The book’s broader point, that people with intellectual disabilities are too readily treated as exceptions to ethical norms and legislative standards, is made through the powerful case study of this Albertan institution. Less attention, however, is paid to historiography and to existing research on disability and confinement in other regions within Canada. While Malacrida’s focus is on Michener, the conditions she describes go back a long way in Canadian eugenic history and might be brought into productive conversation with this body of research. A Special Hell complements earlier studies on institutionalization and sterilization undertaken by Erika Dyck (2013) and Geoffrey Reaume (2000), and in particular Reaume’s work on the Toronto Asylum, which takes an inmate-centred approach to psychiatric incarceration. This book adds valuable knowledge to histories of confinement in Canada, and although the somewhat lengthy discussion of Goddard, Dugdale, and the hereditarean stance of early eugenicists has been covered elsewhere, it provides a helpful introduction to the topic for those unfamiliar with eugenic history.

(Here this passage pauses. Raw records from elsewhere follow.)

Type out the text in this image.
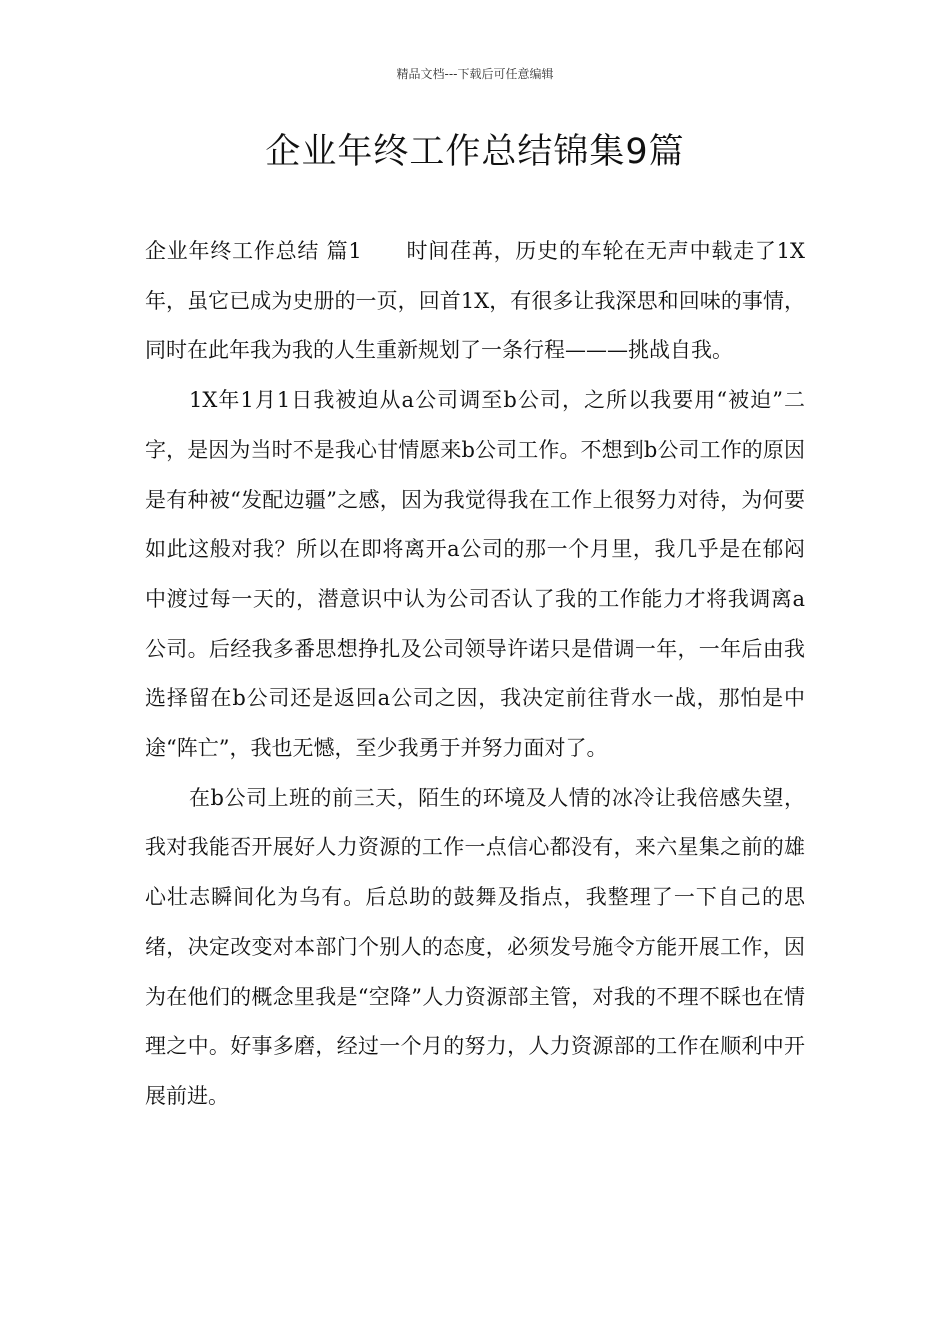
精品文档---下载后可任意编辑
企业年终工作总结锦集9篇

企业年终工作总结 篇1 时间荏苒，历史的车轮在无声中载走了1X年，虽它已成为史册的一页，回首1X，有很多让我深思和回味的事情，同时在此年我为我的人生重新规划了一条行程———挑战自我。

1X年1月1日我被迫从a公司调至b公司，之所以我要用“被迫”二字，是因为当时不是我心甘情愿来b公司工作。不想到b公司工作的原因是有种被“发配边疆”之感，因为我觉得我在工作上很努力对待，为何要如此这般对我？所以在即将离开a公司的那一个月里，我几乎是在郁闷中渡过每一天的，潜意识中认为公司否认了我的工作能力才将我调离a公司。后经我多番思想挣扎及公司领导许诺只是借调一年，一年后由我选择留在b公司还是返回a公司之因，我决定前往背水一战，那怕是中途“阵亡”，我也无憾，至少我勇于并努力面对了。

在b公司上班的前三天，陌生的环境及人情的冰冷让我倍感失望，我对我能否开展好人力资源的工作一点信心都没有，来六星集之前的雄心壮志瞬间化为乌有。后总助的鼓舞及指点，我整理了一下自己的思绪，决定改变对本部门个别人的态度，必须发号施令方能开展工作，因为在他们的概念里我是“空降”人力资源部主管，对我的不理不睬也在情理之中。好事多磨，经过一个月的努力，人力资源部的工作在顺利中开展前进。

Malacrida presents an inspiring methodology that is relevant to those studying disability history and eugenics, as well as to advocates for people with intellectual disabilities concerned with the current housing crisis and the need for appropriate and equitable educational and employment opportunities. Through its nuanced analysis of institutional conditions, this study encourages Canadian disability scholars to complicate their understanding of institutionalization and to seek its characteristics in current services affecting people with intellectual disabilities and within the private group home sector. As proposals to regulate this decentralized system are promoted through new models that enhance accountability, it will be important to incorporate lessons from Michener. Indeed, A Special Hell offers warnings that go beyond institutionalization, drawing our attention to the contradictions between promise and practice, the similarities between care and punishment, and the exploitation of disabled people as employment-creators through service industries—all of which help bolster broader arguments about the importance of people with disabilities directing their own care and supports.
References
- Dyck, E. (2013). Facing Eugenics: Reproduction, Sterilization, and the Politics of Choice. Toronto: Toronto University Press.
- Reaume, G. (2000). Remembrance of Patients Past: Patient Life at the Toronto Hospital for the Insane, 1870-1940. Toronto: Oxford University Press.